Tim shook his head. The yellow paper with big black letters told him nothing. Even the big figures, "£20 Reward," standing alone at the top, had no meaning for him. "I can't read, sir," he said, growing redder than before.
"Oh indeed! and who was it then that told you to come here about the children to ask the way, so that you could take them home, you know, and get the reward all nice and handy? You thought maybe you'd get it straight away, and that we'd send 'em home for you—was that what father or mother thought?"
Tim looked up, completely puzzled.
"I don't know anything about a reward," he said, "and I haven't no father or mother. Di——" but here he stopped short. "Diana told me to come to you," he was going to have said, when it suddenly struck him that the gipsy girl had bid him beware of mentioning any names.

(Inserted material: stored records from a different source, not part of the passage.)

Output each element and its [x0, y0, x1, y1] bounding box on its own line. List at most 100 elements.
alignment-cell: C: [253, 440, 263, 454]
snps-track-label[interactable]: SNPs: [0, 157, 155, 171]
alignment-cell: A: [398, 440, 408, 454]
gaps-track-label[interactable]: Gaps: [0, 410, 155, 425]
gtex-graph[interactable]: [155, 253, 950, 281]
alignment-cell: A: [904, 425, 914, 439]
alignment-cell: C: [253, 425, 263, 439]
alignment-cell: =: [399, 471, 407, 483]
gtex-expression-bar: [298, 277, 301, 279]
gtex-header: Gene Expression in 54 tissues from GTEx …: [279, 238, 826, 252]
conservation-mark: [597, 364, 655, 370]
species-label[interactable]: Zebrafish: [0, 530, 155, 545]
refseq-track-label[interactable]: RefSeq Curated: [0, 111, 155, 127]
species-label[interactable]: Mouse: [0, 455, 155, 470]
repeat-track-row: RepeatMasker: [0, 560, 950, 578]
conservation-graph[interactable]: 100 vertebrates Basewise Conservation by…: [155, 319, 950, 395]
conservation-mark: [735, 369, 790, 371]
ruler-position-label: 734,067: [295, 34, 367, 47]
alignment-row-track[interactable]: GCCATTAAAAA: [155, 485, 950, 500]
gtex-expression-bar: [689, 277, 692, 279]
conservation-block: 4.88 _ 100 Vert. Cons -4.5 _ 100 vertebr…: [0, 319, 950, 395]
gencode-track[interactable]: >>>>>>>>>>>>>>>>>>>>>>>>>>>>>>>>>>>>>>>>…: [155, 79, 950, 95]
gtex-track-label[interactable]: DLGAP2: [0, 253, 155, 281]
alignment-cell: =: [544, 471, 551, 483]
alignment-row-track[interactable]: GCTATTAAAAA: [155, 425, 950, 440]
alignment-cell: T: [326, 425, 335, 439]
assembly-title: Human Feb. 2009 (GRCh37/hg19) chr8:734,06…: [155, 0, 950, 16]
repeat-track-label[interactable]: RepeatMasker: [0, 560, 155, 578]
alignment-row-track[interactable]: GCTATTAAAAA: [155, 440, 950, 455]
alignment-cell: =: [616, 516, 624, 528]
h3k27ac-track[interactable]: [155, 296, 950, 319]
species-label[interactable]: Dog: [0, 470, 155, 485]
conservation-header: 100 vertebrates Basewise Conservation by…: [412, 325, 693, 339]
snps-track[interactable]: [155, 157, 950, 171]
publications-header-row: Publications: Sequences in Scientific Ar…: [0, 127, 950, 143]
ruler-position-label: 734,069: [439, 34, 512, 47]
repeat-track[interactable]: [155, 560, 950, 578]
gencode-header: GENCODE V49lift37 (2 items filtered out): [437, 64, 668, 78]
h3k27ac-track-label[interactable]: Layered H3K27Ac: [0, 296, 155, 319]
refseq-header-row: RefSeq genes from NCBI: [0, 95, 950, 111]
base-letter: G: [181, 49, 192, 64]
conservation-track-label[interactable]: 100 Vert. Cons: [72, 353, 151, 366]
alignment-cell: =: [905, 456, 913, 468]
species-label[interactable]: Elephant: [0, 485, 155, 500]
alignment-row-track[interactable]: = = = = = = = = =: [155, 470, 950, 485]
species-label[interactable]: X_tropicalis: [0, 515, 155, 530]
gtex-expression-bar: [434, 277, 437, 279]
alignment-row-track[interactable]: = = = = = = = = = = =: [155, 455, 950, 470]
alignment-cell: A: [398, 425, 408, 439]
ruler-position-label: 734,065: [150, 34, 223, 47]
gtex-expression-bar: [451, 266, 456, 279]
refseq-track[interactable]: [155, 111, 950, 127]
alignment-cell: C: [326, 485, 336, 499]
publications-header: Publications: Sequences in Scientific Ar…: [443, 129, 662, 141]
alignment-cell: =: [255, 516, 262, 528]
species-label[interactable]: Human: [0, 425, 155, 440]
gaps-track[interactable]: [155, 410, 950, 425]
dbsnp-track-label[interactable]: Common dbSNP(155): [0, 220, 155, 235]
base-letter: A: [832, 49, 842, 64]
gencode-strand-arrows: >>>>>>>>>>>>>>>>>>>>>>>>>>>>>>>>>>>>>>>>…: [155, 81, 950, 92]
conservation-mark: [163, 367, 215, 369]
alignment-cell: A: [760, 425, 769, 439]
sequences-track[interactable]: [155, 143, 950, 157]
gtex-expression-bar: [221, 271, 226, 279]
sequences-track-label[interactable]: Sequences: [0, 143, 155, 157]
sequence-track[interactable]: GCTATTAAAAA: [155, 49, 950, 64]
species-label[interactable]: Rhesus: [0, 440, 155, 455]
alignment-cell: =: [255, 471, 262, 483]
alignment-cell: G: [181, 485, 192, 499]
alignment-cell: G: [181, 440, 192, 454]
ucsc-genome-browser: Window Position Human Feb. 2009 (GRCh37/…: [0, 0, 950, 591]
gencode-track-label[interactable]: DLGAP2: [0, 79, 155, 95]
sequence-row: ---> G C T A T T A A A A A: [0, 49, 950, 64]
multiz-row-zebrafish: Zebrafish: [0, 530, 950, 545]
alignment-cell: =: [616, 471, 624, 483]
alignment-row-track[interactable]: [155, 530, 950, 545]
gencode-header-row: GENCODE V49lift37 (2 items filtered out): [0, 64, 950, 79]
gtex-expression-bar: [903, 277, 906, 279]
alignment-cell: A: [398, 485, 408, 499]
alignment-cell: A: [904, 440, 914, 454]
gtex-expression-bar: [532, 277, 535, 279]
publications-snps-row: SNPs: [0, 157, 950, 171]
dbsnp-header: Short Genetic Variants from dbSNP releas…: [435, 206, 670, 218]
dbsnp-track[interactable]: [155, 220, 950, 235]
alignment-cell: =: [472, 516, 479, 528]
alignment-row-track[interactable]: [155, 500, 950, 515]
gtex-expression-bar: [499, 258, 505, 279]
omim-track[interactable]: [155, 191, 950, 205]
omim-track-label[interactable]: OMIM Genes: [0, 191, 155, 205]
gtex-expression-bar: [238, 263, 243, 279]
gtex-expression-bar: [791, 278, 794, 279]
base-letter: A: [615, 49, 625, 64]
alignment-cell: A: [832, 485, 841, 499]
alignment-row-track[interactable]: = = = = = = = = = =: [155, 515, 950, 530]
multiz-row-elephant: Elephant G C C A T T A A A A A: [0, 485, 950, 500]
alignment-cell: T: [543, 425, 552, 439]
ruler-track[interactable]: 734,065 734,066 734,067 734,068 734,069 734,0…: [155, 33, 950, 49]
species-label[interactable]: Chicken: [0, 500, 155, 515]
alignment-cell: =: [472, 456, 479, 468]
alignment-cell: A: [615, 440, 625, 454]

"Who?" said the superintendent sharply.
"I can't say," said Tim. "It was a friend o' mine—that's all I can say—as told me to come here."
"A friend, eh? I'm thinking we'll have to know some more about some of your friends before we're done with you. And where is these same children, then? You can tell us that anyway!"
"No," said Tim, beginning to take fright, "I can't. They'd be afeared—dreadful—if they saw one o' your kind. I'll find my own way to Sandle'ham if you can't tell it me," and he turned to go.
But the policeman called Simpkins, at a sign from his superior, caught hold of him.
"Not so fast, young man, not so fast," said Boyds. "You'll have to tell us where these there children are afore you're off."